In the University of Nottingham, a wireless cardiograph through RF telemetry was used to track the fetus’ progress during labor. The use of wireless terminals was employed to extract medical data during ward visits. The health care giver does not have to be in hospital to see the undertaking; he can access them remotely. This makes the doctor’s job interesting and flexible by increasing mobility. This is enabled by broadband networks, which allow fast Internet over a large area. Since wireless technology has become affordable these days, with wireless laptops, CD-ROM problem diagnostic and resolution available, the application of wireless technology in the changing health sector will increase profitability, efficiency, and service delivery (Ibokwe, 2007).
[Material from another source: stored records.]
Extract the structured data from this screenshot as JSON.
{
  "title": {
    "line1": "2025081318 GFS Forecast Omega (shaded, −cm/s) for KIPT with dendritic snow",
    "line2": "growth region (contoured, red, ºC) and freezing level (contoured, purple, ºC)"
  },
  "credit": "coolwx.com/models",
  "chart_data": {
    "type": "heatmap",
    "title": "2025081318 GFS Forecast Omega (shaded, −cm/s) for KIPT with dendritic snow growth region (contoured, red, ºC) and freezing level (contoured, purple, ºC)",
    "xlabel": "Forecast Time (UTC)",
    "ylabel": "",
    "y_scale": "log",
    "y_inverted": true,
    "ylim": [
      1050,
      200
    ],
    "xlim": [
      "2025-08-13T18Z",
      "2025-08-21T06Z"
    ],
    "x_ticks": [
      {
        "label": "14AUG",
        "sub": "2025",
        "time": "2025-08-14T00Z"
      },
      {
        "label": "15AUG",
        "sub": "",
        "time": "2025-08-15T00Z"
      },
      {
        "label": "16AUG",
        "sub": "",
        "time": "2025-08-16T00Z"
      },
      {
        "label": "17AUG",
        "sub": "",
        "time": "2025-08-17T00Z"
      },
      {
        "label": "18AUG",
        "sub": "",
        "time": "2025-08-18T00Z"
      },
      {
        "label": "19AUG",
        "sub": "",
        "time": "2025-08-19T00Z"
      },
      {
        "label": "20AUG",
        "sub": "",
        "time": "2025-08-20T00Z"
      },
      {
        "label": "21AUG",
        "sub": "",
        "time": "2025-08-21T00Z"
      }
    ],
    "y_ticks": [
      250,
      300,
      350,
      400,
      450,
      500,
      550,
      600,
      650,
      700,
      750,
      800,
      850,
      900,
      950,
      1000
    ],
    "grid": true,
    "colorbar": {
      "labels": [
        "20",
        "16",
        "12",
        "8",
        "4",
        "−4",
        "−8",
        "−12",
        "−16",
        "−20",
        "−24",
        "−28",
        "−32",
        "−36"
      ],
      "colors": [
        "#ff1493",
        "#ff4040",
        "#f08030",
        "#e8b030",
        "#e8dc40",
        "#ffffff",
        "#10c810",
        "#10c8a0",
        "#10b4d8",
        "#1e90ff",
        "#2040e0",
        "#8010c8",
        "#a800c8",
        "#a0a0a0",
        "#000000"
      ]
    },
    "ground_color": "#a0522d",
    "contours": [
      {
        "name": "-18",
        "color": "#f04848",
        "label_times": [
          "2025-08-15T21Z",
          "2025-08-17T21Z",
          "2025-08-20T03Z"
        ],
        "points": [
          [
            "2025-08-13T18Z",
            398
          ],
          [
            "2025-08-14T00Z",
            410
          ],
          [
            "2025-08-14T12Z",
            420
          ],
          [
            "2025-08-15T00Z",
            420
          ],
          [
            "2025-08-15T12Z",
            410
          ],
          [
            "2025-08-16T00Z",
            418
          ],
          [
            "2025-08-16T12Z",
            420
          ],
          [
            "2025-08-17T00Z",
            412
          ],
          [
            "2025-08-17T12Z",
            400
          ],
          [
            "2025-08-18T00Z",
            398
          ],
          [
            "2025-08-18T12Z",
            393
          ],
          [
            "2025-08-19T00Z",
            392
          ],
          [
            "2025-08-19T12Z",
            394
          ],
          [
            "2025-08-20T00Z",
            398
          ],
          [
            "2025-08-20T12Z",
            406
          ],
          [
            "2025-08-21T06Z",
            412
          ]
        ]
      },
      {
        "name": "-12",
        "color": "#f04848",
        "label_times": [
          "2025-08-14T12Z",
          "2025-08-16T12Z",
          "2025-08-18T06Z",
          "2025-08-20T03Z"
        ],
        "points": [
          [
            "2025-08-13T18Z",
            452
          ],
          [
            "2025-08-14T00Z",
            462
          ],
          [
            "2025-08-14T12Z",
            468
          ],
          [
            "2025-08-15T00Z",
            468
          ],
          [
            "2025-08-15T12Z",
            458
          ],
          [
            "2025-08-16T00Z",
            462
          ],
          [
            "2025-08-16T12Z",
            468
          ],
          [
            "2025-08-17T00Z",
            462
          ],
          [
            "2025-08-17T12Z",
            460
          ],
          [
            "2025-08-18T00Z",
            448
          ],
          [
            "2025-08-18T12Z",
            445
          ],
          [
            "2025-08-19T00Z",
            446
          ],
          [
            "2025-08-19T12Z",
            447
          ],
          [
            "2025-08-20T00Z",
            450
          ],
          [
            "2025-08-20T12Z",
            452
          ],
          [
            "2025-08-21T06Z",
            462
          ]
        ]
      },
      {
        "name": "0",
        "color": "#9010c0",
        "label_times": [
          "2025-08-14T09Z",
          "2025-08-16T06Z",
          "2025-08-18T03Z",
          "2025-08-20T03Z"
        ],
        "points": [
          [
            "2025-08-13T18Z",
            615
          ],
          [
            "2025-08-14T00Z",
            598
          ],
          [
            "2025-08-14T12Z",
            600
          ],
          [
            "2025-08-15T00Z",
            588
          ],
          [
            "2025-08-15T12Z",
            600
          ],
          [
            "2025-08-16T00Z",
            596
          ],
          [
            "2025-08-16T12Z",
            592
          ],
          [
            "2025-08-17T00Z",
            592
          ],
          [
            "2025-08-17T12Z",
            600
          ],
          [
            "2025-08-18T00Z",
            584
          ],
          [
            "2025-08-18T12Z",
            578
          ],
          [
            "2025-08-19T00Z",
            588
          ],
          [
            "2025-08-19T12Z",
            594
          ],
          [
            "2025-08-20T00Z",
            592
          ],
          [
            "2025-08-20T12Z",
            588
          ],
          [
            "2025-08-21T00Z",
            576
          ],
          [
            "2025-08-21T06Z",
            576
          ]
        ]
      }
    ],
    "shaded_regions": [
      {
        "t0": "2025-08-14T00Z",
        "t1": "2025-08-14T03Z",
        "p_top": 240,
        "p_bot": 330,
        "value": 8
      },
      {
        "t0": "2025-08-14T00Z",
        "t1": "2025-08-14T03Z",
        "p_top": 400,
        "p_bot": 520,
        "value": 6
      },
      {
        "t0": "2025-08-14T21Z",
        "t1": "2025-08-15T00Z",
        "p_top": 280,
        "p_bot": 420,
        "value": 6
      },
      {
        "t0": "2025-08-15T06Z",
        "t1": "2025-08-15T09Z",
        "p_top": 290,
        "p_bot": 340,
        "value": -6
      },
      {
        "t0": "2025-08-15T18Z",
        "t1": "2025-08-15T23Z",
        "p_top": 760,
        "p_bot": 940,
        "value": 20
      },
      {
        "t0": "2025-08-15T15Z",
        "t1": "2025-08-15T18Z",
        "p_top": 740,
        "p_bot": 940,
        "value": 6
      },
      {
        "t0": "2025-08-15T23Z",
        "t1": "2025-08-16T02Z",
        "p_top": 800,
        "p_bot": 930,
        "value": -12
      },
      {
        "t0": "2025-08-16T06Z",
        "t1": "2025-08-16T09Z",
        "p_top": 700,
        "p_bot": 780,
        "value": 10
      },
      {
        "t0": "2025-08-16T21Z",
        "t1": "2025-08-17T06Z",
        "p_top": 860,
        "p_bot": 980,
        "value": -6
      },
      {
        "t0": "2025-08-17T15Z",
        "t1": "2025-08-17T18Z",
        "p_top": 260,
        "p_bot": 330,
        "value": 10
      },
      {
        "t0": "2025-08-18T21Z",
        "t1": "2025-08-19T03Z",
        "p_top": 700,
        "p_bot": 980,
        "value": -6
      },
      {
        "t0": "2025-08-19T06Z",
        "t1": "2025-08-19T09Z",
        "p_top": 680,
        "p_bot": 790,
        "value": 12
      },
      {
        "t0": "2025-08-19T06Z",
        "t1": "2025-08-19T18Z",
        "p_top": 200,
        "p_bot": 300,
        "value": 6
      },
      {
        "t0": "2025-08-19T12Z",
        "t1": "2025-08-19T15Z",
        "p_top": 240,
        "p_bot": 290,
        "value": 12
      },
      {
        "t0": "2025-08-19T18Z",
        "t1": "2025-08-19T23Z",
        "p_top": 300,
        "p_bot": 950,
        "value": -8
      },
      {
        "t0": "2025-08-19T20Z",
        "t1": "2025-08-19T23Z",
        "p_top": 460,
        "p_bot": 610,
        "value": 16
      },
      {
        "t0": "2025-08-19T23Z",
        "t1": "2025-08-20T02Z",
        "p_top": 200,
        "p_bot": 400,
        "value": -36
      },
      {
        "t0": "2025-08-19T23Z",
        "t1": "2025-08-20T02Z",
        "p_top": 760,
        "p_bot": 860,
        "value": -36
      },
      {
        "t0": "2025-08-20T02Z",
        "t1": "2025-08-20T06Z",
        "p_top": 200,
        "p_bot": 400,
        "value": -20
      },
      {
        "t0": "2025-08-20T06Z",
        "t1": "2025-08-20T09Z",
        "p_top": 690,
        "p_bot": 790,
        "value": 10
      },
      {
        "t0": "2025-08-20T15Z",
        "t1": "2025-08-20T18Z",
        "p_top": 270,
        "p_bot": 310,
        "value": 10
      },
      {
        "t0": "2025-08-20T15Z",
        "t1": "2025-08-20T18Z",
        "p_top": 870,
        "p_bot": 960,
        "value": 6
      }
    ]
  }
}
Certainly, resources for the initial installation of systems have to be incurred. It involves the use of portable computer applications, which must be purchased. It also involves the use of radio and infrared technology rather than using physical cables to link components. This technology is expensive. However, there exist many inexpensive computer applications in the market today. Most health care centers and organizations have been rather slow in uptaking wireless technology on the ground of their initial cost and the cost of maintenance but not anymore due to the current wide availability of computers and wireless technology at a cheaper price.
The nursing practice evidently shows a number of problems discussed in this paper. The lead telemetry equipment hurts patients and tears the skins of the elderly. The cables cause patients to clutter, and visitors, patients and staff trip over the cables risking injury and damage of the equipments whose repair is expensive. The leads make the patients uncomfortable so that they lack sleep at night. Doctors, nursing staff and patients cannot move freely. Since the leads drop frequently, the nurses have to leave their record keeping tasks to attach and reattach the lead. The quick solution to these problems is the adoption of the leadless and wireless bedside monitoring telemetry units. There is still a central monitor at the nurses’ station. Nurses can communicate with the patients via wireless means like Bluetooth and broadband. This, in the end, will reduce costs, improve the stuff’s working environment and service delivery. Therefore, the innovation of using the wireless telemetry will improve the nursing environment, which will become more pleasant for both the nurses and patients. Hence, all the health institutions should adopt this innovation and avoid being wrong in their judgment.
References
Ibokwe, O. (2007). Wireless technology and health care. Bioheathmatics , 16-22.
Matano, T., & Grabowiski, M. (2011). Medical telementry grows with changing nature of health care. Biomedical instrumentation and Technology , 186-189.
Schulz, K. (2010). Being Wrong: Adventures in the margin of error. HarperCollins
Search health IT. (2012). What is wireless medical telementry services. Wireless medical telementry services , 20-24.